VEGF plays a key role in the development of the immunosuppressive TME by inhibition of DC maturation and enhancement of immunosuppressive cells and molecules [21, 23]. Immunologically “cold” tumors are unresponsive to immunotherapies including immune checkpoint inhibitors. Anti-angiogenic therapy may change the TME into an immunological favorable “hot” microenvironment. Bev suppresses immunosuppressive cells including TAMs, Tregs, and MDSCs, and improves the migratory capacity of CTLs [14]. Theoretically, Bev could enhance the effect of PD-1/PD-L1 inhibitors (Fig. 2). Therefore, many basic research studies have demonstrated that combination therapy of VEGF/VEGFR inhibitors and PD-1/PD-L1 inhibitors induces a synergistic effect on several types of tumors including GBs, melanoma, lung cancer, and hepatocellular carcinoma [92, 96, 111]. Patients with metastatic renal cell carcinoma show improvement in antigen-specific T cell migration after combination usage of anti-VEGF and anti-PD-L1 antibodies [111]. Currently, clinical trials testing theses combination therapies are being conducted for several types of tumors such as recurrent GBs, renal cell carcinoma, colorectal cancer, and ovarian cancer (NCT03024437, NCT02659384, NCT02873962, NCT02017717) [16]. This treatment strategy may lead to promising results for those malignant refractory tumors. However, high dose and long-term usage of anti-VEGF/VEGFR therapy is associated with hypoxia which is one mechanism of resistance to this combination therapy [108]. Further investigations are warranted to determine the adequate dosage and duration of anti-angiogenic agents for the combination usage with immune checkpoint inhibitors.
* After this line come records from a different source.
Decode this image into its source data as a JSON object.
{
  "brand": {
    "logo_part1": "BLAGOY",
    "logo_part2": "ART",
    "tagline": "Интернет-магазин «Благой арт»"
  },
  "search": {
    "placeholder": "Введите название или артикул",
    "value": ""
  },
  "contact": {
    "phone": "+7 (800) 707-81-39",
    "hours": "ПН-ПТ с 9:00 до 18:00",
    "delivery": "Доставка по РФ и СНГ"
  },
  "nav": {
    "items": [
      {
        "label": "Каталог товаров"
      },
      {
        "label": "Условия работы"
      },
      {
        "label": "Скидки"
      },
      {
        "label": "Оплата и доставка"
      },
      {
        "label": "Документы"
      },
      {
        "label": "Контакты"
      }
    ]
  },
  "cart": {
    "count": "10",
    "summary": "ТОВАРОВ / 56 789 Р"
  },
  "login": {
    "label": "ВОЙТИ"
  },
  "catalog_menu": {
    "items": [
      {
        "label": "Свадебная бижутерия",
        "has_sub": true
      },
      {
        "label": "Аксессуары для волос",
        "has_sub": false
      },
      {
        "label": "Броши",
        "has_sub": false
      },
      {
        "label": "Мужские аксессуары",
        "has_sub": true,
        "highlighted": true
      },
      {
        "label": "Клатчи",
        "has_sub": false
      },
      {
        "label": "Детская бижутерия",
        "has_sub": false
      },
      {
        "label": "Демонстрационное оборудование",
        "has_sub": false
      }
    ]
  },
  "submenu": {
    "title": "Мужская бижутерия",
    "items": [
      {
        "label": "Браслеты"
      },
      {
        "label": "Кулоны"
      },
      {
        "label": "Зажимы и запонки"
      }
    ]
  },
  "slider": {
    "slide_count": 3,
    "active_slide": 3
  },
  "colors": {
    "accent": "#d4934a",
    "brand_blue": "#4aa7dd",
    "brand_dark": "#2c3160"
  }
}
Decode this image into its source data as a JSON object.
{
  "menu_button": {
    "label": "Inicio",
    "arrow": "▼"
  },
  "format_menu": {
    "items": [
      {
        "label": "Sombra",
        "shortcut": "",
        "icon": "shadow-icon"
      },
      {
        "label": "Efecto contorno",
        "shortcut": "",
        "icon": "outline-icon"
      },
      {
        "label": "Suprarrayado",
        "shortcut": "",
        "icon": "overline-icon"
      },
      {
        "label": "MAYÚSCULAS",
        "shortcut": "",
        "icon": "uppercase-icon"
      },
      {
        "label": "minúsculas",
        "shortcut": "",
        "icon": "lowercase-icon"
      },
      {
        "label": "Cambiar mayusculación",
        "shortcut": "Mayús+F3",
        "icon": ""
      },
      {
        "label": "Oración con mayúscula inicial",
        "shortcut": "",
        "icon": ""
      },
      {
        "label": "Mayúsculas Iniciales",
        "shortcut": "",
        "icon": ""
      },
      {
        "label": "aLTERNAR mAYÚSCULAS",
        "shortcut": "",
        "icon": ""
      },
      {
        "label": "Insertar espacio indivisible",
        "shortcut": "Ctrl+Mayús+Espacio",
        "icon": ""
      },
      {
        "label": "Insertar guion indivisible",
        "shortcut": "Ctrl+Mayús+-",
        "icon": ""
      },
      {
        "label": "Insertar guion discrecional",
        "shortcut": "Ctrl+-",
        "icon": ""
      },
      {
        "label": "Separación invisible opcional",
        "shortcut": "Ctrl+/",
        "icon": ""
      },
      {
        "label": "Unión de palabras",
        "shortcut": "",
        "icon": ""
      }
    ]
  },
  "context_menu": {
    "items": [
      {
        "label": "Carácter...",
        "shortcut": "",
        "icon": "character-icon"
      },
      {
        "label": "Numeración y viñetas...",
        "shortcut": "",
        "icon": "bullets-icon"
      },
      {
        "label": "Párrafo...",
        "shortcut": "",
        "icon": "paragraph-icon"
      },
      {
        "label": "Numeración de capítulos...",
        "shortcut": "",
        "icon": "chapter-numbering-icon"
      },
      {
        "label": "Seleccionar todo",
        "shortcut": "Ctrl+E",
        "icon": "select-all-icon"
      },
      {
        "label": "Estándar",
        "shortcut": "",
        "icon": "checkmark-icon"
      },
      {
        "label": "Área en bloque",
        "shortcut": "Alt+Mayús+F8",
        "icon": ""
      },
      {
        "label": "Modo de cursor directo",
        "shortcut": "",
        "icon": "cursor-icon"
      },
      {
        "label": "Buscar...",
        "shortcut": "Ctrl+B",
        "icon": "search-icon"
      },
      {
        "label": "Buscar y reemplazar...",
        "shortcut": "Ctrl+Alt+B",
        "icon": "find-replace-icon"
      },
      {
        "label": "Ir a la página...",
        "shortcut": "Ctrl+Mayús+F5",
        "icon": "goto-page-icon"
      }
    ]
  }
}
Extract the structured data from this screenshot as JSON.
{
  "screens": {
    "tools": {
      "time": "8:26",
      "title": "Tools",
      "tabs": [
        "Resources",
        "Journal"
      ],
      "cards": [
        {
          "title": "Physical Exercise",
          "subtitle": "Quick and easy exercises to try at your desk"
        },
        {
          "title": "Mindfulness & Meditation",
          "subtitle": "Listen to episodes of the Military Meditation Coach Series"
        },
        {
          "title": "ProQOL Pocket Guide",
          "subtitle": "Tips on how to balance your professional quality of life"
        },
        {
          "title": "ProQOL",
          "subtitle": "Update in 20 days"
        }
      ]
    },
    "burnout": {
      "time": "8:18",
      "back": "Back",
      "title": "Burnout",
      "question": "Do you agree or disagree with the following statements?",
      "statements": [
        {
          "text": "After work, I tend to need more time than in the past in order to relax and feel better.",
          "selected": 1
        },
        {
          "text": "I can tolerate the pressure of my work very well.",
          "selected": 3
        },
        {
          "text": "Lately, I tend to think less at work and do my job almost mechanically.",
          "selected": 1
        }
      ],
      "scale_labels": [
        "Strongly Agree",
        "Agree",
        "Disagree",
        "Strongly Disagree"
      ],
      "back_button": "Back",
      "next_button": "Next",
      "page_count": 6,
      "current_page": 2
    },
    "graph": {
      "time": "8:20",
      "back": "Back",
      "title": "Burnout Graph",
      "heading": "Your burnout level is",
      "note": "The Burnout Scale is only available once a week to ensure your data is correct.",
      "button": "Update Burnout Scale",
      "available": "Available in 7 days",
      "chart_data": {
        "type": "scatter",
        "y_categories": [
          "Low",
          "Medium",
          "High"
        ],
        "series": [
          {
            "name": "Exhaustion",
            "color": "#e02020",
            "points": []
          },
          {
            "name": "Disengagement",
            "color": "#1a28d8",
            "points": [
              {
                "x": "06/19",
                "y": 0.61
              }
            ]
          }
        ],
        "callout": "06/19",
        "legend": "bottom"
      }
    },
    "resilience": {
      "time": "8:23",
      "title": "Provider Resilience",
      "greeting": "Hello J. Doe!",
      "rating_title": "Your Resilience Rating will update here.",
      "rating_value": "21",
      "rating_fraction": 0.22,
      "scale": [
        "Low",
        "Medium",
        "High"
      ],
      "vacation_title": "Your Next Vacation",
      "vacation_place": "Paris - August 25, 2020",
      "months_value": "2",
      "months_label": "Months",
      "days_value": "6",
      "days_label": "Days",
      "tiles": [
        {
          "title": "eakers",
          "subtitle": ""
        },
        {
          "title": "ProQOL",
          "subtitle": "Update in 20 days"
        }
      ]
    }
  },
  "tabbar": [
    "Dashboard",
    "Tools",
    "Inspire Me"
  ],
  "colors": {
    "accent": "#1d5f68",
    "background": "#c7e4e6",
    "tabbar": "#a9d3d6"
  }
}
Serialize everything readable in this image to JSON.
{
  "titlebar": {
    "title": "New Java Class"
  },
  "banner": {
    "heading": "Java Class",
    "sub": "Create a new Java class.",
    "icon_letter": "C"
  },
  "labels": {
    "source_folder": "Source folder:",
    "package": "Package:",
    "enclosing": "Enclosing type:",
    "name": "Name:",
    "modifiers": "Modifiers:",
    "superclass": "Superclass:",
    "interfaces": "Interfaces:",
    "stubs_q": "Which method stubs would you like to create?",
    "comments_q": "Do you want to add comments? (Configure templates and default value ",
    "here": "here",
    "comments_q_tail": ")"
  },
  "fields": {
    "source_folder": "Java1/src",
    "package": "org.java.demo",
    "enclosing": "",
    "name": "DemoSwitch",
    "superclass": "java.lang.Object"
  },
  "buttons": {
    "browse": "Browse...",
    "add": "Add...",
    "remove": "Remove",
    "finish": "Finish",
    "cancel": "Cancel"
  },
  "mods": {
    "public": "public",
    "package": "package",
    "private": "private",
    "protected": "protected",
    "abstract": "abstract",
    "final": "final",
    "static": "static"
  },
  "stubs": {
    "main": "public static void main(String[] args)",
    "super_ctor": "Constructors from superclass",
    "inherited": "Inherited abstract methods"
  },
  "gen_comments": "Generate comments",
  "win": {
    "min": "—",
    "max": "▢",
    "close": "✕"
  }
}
Because immune checkpoint inhibitors and anti-VEGF/VEGFR treatment are immunological “break off” strategies, other immunotherapies such as DCs-based immunotherapy [112], tumor vaccine therapy [113], and chimeric antigen receptor T-cell therapy [114] should be added to them as “acceleration on” strategies to improve therapeutic efficacy. Furthermore, hypoxia-targeted therapy is another treatment strategy to overcome the mechanisms of resistance to immunotherapy, via suppressing Tregs, TAMs, and MDSCs [115].

As described above, reprogramming the TME to an immune-supportive microenvironment improves cancer immunotherapy [36, 49, 62‐103]. To conquer therapeutic refractoriness to immunotherapy, the cross talk of immunosuppressive cells and molecules in the TME must be comprehensively regulated.